Kuo-Chen Yeh

I. Discovery of useful plant genes for phytoremediation of heavy metals pollution

In our lab, we initiate to study the mechanisms of heavy metal resistance in higher plants under the mission of Institute of BioAgricultural Sciences . We intend to identify agronomically useful genes/regulatory elements or metal-binding proteins/peptides for phytoremediation. We choose Cd, Cu and Pb as the metal treatments in this study because they are not only key contaminants in Taiwan but also serious problems for the industrial countries. In the early phase of this study, we will employ Arabidopsis as a model system, since Arabidopsis has already been recognized and used as a powerful tool for various studies of plant biology, including plant-environment interactions. Use of the genetic/genomic resources of Arabidopsis for crop improvement has also been established as a feasible and effective approach.

We are carrying out the screening of activation-tagged and other mutagen-induced Arabidopsis mutants for altered resistance to the designated heavy metals and to pursue Arabidopsis transcriptional profiling studies of metal-responsive genes by DNA microarray technology. In addition, searching for metal-binding proteins/peptide sequences is expected to provide beneficial information for sorting out genes associated with potential metal-binding products. The potential role(s) of selected novel Arabidopsis metal-responsive genes in metal resistance and the potential application of such genes for phytoremediation will be analyzed by using transgenic gene silencing and overexpression approaches. Moreover, we are interested in identification and isolation of putative metal-responsive regulatory cis -element(s) and metal-transporters. By cross-referencing the data to be obtained from the studies of other plant stresses in our Institute, possible cross-links among certain specified signal transduction pathway networks and the genes involved in different aspects of plant- environment interactions will also be evaluated. Therefore, this study via networking with other projects in the Institute, including the studies on abiotic/biotic stresses and bio-informatics, is aimed to identify a group of agronomically important and useful genes/regulatory elements. These genes or genetic elements may benefit the establishment of technology systems for future research into molecular breeding of resistance to both biotic and abiotic stresses in tomato and relevant crop plants.

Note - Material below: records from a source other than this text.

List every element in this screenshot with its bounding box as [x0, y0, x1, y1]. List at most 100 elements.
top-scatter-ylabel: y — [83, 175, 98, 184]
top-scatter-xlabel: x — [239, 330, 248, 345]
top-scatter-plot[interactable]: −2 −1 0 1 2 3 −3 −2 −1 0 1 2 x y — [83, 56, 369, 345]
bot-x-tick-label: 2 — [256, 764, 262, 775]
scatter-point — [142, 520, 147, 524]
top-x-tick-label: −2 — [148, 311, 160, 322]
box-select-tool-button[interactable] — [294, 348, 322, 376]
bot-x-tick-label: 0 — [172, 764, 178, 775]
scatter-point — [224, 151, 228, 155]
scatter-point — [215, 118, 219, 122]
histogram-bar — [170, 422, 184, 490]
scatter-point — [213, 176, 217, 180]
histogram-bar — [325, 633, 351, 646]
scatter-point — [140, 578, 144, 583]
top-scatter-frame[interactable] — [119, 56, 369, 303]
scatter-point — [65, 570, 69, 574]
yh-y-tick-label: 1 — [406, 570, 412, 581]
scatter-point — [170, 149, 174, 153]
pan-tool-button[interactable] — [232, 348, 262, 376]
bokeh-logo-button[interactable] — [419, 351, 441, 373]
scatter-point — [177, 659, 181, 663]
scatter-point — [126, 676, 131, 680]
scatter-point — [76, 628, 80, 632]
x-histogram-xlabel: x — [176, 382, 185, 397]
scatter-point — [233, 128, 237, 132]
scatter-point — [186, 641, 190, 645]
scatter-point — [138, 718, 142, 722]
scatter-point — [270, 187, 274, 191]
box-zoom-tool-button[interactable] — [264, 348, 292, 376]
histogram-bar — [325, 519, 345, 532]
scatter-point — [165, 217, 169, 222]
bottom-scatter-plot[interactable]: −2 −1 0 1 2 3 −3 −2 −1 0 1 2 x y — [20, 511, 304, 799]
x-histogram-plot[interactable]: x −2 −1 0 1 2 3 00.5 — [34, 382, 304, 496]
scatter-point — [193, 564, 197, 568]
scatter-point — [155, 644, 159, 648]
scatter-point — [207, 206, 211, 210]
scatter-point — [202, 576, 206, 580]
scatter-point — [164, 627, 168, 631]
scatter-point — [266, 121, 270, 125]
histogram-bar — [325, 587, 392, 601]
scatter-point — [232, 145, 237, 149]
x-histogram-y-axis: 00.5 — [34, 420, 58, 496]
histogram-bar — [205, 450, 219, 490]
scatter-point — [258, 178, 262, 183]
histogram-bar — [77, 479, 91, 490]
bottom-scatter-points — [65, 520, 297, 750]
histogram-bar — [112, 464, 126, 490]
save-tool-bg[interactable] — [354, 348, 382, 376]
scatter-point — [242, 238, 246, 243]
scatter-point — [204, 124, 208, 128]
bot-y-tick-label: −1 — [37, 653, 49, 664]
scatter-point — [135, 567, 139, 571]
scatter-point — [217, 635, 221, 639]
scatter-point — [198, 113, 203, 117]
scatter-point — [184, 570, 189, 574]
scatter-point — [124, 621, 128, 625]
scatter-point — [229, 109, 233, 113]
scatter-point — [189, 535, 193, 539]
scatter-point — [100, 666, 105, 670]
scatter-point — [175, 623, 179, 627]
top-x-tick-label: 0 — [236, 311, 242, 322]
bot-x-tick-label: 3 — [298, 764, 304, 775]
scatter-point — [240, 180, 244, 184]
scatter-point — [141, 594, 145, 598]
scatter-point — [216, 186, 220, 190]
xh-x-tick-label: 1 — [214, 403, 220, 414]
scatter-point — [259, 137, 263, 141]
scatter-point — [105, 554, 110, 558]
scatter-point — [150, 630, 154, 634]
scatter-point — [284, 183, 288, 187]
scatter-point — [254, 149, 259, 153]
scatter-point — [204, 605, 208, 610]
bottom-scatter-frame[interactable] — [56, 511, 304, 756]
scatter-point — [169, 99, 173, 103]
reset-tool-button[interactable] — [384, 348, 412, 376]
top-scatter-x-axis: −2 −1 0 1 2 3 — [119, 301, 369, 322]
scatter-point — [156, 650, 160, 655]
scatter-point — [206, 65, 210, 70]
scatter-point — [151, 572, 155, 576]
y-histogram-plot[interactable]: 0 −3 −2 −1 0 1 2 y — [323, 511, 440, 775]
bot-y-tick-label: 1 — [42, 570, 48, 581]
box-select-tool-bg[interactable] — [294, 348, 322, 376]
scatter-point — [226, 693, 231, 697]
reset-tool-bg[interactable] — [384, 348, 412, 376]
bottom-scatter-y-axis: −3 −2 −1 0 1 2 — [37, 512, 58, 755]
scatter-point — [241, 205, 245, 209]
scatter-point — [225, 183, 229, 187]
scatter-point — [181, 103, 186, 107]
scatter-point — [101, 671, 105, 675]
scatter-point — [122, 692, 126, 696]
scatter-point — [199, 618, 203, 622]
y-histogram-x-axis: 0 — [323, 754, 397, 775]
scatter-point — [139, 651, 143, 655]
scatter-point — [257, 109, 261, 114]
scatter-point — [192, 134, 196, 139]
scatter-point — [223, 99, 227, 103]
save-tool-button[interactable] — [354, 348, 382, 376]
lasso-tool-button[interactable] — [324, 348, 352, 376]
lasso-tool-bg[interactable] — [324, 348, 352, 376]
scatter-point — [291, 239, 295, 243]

II. Molecular engineering on Chinese medicinal herbs to improve the production of useful phytomedicines

Herbal medicine has been used in remedying disease for thousands of years. The experience of thousands of years has suggested the existence of "medicinal" compounds in particular plants. Knowledge about these compounds and their functions, however, is still in its infancy. The identification of these compounds in medicinal plants is drawing increasing attention from modern pharmaceutical companies. Obtaining these compounds from either direct extraction or through chemical synthesis would be very expensive and would yield quantities too small for wide use.

Medicinal plants produce unique secondary metabolites, which apparently confer their “medicinal” nature. The primary function of these secondary metabolites is believed to influence ecological interactions between the plant and its environment. The engineering of herbal plants or other organisms to act as bioreactors to produce medicinally beneficial compounds is an important goal towards developing new medicines. Comprehensive knowledge regarding the identification of the biosynthetic pathways of targeted compounds will enhance and improve the production of these compounds by allowing for genetic modification of medicinal plants or reconstitution of the compounds in other organisms. We will be using molecular genetics to approach the better understanding of medicinal secondary metabolites. Moreover, it is our goal to improve the quality of medicinal plants through an in depth understanding of medicinal secondary metabolites and by constructing transgenic herbal plants with higher medicinal efficacy.